Plus de golfeurs à Alost
Depuis Corona, le nombre de membres est passé de 700 à 1 000 sur le terrain de golf De Kluizen à Alost. Les gens ont commencé non seulement à marcher en masse, mais aussi à jouer au golf. Joost De Backer, greenkeeper en chef, nous donne avec enthousiasme un aperçu de son univers.
Le chef greenkeeper Joost De Backer a déjà effectué sa première reconnaissance matinale. “En été, nous commençons à 5h30 pour devancer les golfeurs. Vers 15 ou 16 heures, notre journée de travail est terminée”.”
En tant que matinalier et amateur de plein air, le poste de greenkeeper était taillé sur mesure pour Joost. Il a commencé par travailler au club de golf pendant ses études secondaires en biotechnologie. Il a ensuite suivi l'option agriculture et biotechnologie. La suite était écrite dans les étoiles. Lorsque l'ancien chef greenkeeper a démissionné, le propriétaire s'est tourné vers Joost. “C'est ainsi que j'ai commencé à travailler ici dès la fin de mes études. Aujourd'hui, nous sommes sept ans plus tard”, explique-t-il.
De Backer.
“L'entretien du terrain de golf de neuf trous est assez intensif. La superficie totale est de 16 hectares, dont huit sont utilisés pour le golf. Entre-temps, nous comptons 1 000 membres. Les premiers golfeurs sont sur le tee dès 6 heures du matin. En hiver, c'est au lever du soleil et en été, les tournois ont lieu tous les vendredis après-midi, samedis et dimanches. En semaine, les compétitions sont réservées aux membres du club. L'activité peut donc être très intense. Le lundi est le jour des greenkeepers et il n'y a pas de tournois”, ajoute M. De Backer.

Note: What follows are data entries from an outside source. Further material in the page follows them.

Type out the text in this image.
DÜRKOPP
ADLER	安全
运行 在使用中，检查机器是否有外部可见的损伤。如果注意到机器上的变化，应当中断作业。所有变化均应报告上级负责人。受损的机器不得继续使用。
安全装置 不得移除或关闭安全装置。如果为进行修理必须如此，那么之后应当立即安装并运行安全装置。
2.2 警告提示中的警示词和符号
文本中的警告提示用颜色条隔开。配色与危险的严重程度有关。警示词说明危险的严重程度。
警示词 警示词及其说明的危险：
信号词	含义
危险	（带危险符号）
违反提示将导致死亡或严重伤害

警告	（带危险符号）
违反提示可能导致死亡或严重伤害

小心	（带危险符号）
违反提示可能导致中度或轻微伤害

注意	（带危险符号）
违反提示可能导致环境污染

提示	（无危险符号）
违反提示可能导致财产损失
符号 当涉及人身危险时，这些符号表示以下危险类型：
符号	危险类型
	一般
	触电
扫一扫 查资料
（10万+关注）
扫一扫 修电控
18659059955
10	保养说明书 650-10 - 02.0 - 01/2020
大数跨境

Joost et son équipe veillent à ce que le gazon soit presque parfait tout au long de l'année. En été, les greens sont tondus tous les jours à une hauteur de 4 mm et sont régulièrement taillés et sablés. Une machine d'épandage est utilisée pour répandre une fine couche de sable sur les greens afin de rendre le sol plus sablonneux et plus uniforme. De petites fosses sont comblées pour recréer un green plat sur lequel la balle peut rouler mieux et plus vite. “Au printemps, nous prélevons des échantillons de sol pour déterminer le plan de fertilisation et les quantités d'azote.”

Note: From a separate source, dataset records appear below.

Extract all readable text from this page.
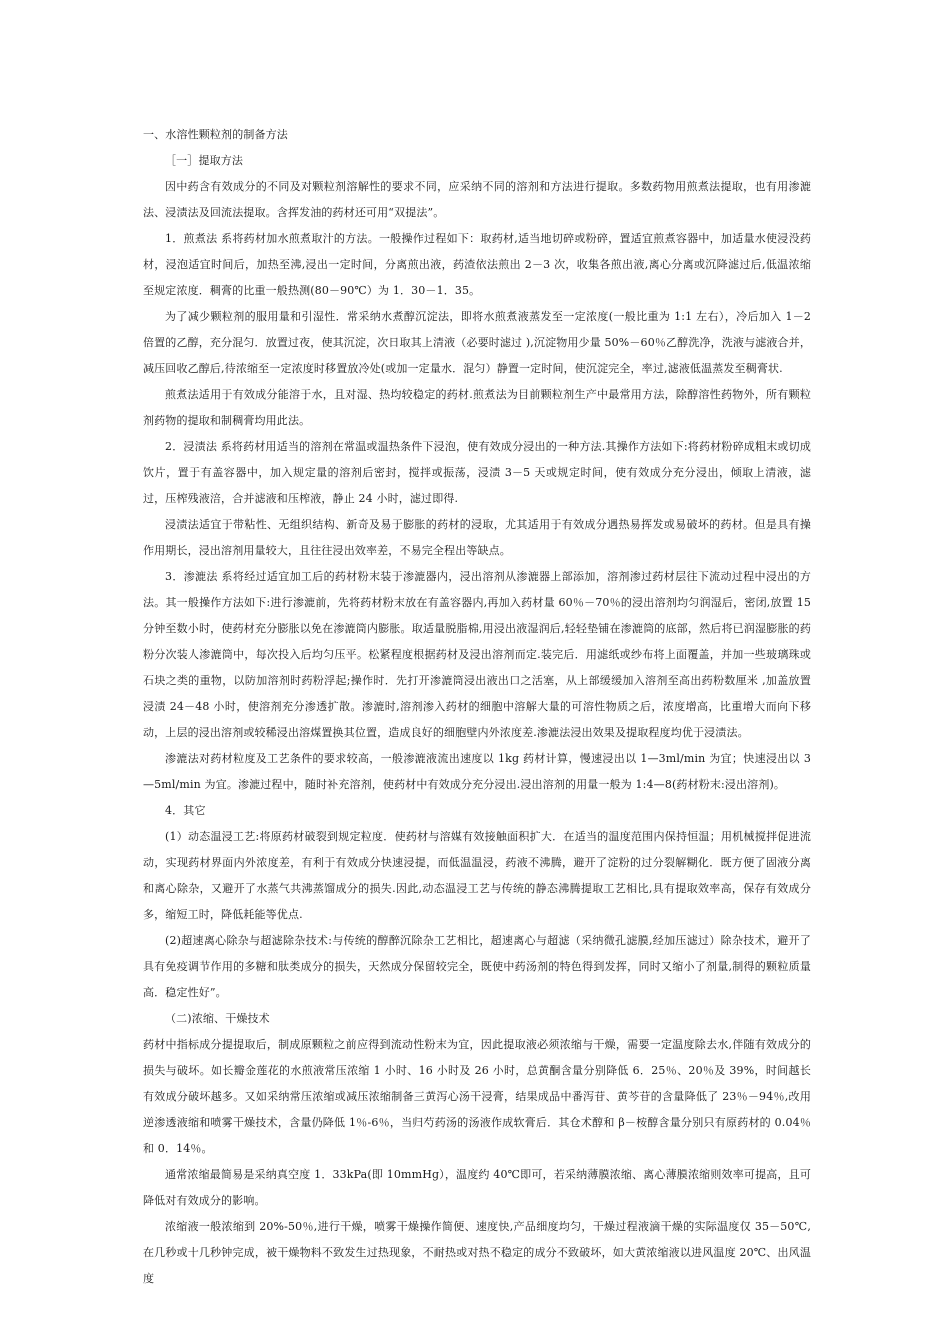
一、水溶性颗粒剂的制备方法

［一］提取方法

因中药含有效成分的不同及对颗粒剂溶解性的要求不同，应采纳不同的溶剂和方法进行提取。多数药物用煎煮法提取，也有用渗漉法、浸渍法及回流法提取。含挥发油的药材还可用“双提法”。

1．煎煮法 系将药材加水煎煮取汁的方法。一般操作过程如下：取药材,适当地切碎或粉碎，置适宜煎煮容器中，加适量水使浸没药材，浸泡适宜时间后，加热至沸,浸出一定时间，分离煎出液，药渣依法煎出 2－3 次，收集各煎出液,离心分离或沉降滤过后,低温浓缩至规定浓度．稠膏的比重一般热测(80－90℃）为 1．30－1．35。

为了减少颗粒剂的服用量和引湿性．常采纳水煮醇沉淀法，即将水煎煮液蒸发至一定浓度(一般比重为 1:1 左右），冷后加入 1－2 倍置的乙醇，充分混匀．放置过夜，使其沉淀，次日取其上清液（必要时滤过 ),沉淀物用少量 50%－60％乙醇洗净，洗液与滤液合并，减压回收乙醇后,待浓缩至一定浓度时移置放冷处(或加一定量水．混匀）静置一定时间，使沉淀完全，率过,滤液低温蒸发至稠膏状.

煎煮法适用于有效成分能溶于水，且对湿、热均较稳定的药材.煎煮法为目前颗粒剂生产中最常用方法，除醇溶性药物外，所有颗粒剂药物的提取和制稠膏均用此法。

2．浸渍法 系将药材用适当的溶剂在常温或温热条件下浸泡，使有效成分浸出的一种方法.其操作方法如下:将药材粉碎成粗末或切成饮片，置于有盖容器中，加入规定量的溶剂后密封，搅拌或振荡，浸渍 3－5 天或规定时间，使有效成分充分浸出，倾取上清液，滤过，压榨残液涪，合并滤液和压榨液，静止 24 小时，滤过即得.

浸渍法适宜于带粘性、无组织结构、新奇及易于膨胀的药材的浸取，尤其适用于有效成分遇热易挥发或易破坏的药材。但是具有操作用期长，浸出溶剂用量较大，且往往浸出效率差，不易完全程出等缺点。

3．渗漉法 系将经过适宜加工后的药材粉末装于渗漉器内，浸出溶剂从渗漉器上部添加，溶剂渗过药材层往下流动过程中浸出的方法。其一般操作方法如下:进行渗漉前，先将药材粉末放在有盖容器内,再加入药材量 60％－70％的浸出溶剂均匀润湿后，密闭,放置 15 分钟至数小时，使药材充分膨胀以免在渗漉筒内膨胀。取适量脱脂棉,用浸出液湿润后,轻轻垫铺在渗漉筒的底部，然后将已润湿膨胀的药粉分次装人渗漉筒中，每次投入后均匀压平。松紧程度根据药材及浸出溶剂而定.装完后．用滤纸或纱布将上面覆盖，并加一些玻璃珠或石块之类的重物，以防加溶剂时药粉浮起;操作时．先打开渗漉筒浸出液出口之活塞，从上部缓缓加入溶剂至高出药粉数厘米 ,加盖放置浸渍 24－48 小时，使溶剂充分渗透扩散。渗漉时,溶剂渗入药材的细胞中溶解大量的可溶性物质之后，浓度增高，比重增大而向下移动，上层的浸出溶剂或较稀浸出溶煤置换其位置，造成良好的细胞壁内外浓度差.渗漉法浸出效果及提取程度均优于浸渍法。

渗漉法对药材粒度及工艺条件的要求较高，一般渗漉液流出速度以 1kg 药材计算，慢速浸出以 1—3ml/min 为宜；快速浸出以 3—5ml/min 为宜。渗漉过程中，随时补充溶剂，使药材中有效成分充分浸出.浸出溶剂的用量一般为 1:4—8(药材粉末:浸出溶剂)。

4．其它

(1）动态温浸工艺:将原药材破裂到规定粒度．使药材与溶媒有效接触面积扩大．在适当的温度范围内保持恒温；用机械搅拌促进流动，实现药材界面内外浓度差，有利于有效成分快速浸提，而低温温浸，药液不沸腾，避开了淀粉的过分裂解糊化．既方便了固液分离和离心除杂，又避开了水蒸气共沸蒸馏成分的损失.因此,动态温浸工艺与传统的静态沸腾提取工艺相比,具有提取效率高，保存有效成分多，缩短工时，降低耗能等优点.

(2)超速离心除杂与超滤除杂技术:与传统的醇醉沉除杂工艺相比，超速离心与超滤（采纳微孔滤膜,经加压滤过）除杂技术，避开了具有免疫调节作用的多糖和肽类成分的损失，天然成分保留较完全，既使中药汤剂的特色得到发挥，同时又缩小了剂量,制得的颗粒质量高．稳定性好”。

（二)浓缩、干燥技术

药材中指标成分提提取后，制成原颗粒之前应得到流动性粉末为宜，因此提取液必须浓缩与干燥，需要一定温度除去水,伴随有效成分的损失与破坏。如长瓣金莲花的水煎液常压浓缩 1 小时、16 小时及 26 小时，总黄酮含量分别降低 6．25％、20％及 39%，时间越长有效成分破坏越多。又如采纳常压浓缩或减压浓缩制备三黄泻心汤干浸膏，结果成品中番泻苷、黄芩苷的含量降低了 23％－94％,改用逆渗透液缩和喷雾干燥技术，含量仍降低 1％-6％，当归芍药汤的汤液作成软膏后．其仓术醇和 β－桉醇含量分别只有原药材的 0.04％和 0．14％。

通常浓缩最简易是采纳真空度 1．33kPa(即 10mmHg），温度约 40℃即可，若采纳薄膜浓缩、离心薄膜浓缩则效率可提高，且可降低对有效成分的影响。

浓缩液一般浓缩到 20%-50％,进行干燥，喷雾干燥操作简便、速度快,产品细度均匀，干燥过程液滴干燥的实际温度仅 35－50℃,在几秒或十几秒钟完成，被干燥物料不致发生过热现象，不耐热或对热不稳定的成分不致破坏，如大黄浓缩液以进风温度 20℃、出风温度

De Backer poursuit : “Comme les greens sont très courts, nous ne souffrons pas de mauvaises herbes. En ce qui concerne la maladie fongique blanche Fusarium qui affecte le gazon, nous devons être prudents. L'utilisation de pesticides est très limitée. Nous ne pulvérisons que du sulfate de fer : une fois par mois en été et tous les quinze jours en hiver. En raison de l'été humide de l'année dernière, nous avons pu faire moins de ponçage. Par conséquent, la couche de feutre dans les greens est plus épaisse et nous ressentons une plus grande pression des maladies par rapport aux autres années. Il n'est pas facile de réagir aux périodes de sécheresse. Nous travaillons avec un système d'arrosage sur les greens, mais pas sur les fairways. L'injection de sable avec une charge supérieure impliquant des tranchées de drainage verticales est une application relativement nouvelle.”

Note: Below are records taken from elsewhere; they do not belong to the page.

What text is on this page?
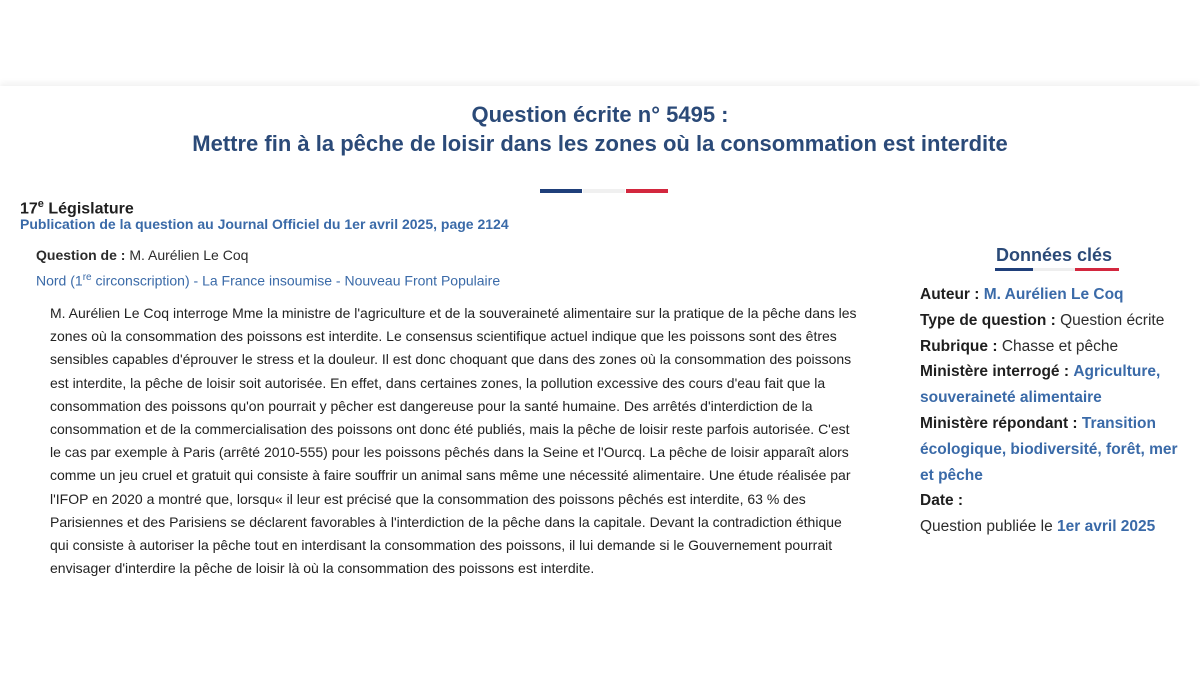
Question écrite n° 5495 :
Mettre fin à la pêche de loisir dans les zones où la consommation est interdite
17e Législature
Publication de la question au Journal Officiel du 1er avril 2025, page 2124
Question de : M. Aurélien Le Coq
Nord (1re circonscription) - La France insoumise - Nouveau Front Populaire

M. Aurélien Le Coq interroge Mme la ministre de l'agriculture et de la souveraineté alimentaire sur la pratique de la pêche dans les zones où la consommation des poissons est interdite. Le consensus scientifique actuel indique que les poissons sont des êtres sensibles capables d'éprouver le stress et la douleur. Il est donc choquant que dans des zones où la consommation des poissons est interdite, la pêche de loisir soit autorisée. En effet, dans certaines zones, la pollution excessive des cours d'eau fait que la consommation des poissons qu'on pourrait y pêcher est dangereuse pour la santé humaine. Des arrêtés d'interdiction de la consommation et de la commercialisation des poissons ont donc été publiés, mais la pêche de loisir reste parfois autorisée. C'est le cas par exemple à Paris (arrêté 2010-555) pour les poissons pêchés dans la Seine et l'Ourcq. La pêche de loisir apparaît alors comme un jeu cruel et gratuit qui consiste à faire souffrir un animal sans même une nécessité alimentaire. Une étude réalisée par l'IFOP en 2020 a montré que, lorsqu« il leur est précisé que la consommation des poissons pêchés est interdite, 63 % des Parisiennes et des Parisiens se déclarent favorables à l'interdiction de la pêche dans la capitale. Devant la contradiction éthique qui consiste à autoriser la pêche tout en interdisant la consommation des poissons, il lui demande si le Gouvernement pourrait envisager d'interdire la pêche de loisir là où la consommation des poissons est interdite.

Données clés
Auteur : M. Aurélien Le Coq
Type de question : Question écrite
Rubrique : Chasse et pêche
Ministère interrogé : Agriculture, souveraineté alimentaire
Ministère répondant : Transition écologique, biodiversité, forêt, mer et pêche
Date :
Question publiée le 1er avril 2025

“Le fairway coupé court (2 cm) est une grande surface plate d'herbe, entre le tee - l'endroit où l'on doit prendre le départ - et le green. Autour du fairway se trouve le rough, une zone où l'herbe est coupée à 5 cm de hauteur. L'objectif est d'atteindre le drapeau sur le green depuis le tee en un minimum de coups”, explique De Backer.
“Lorsque, en été, le terrain de golf est impeccable et que les membres le complimentent, je réalise à nouveau à quel point ce travail est agréable.”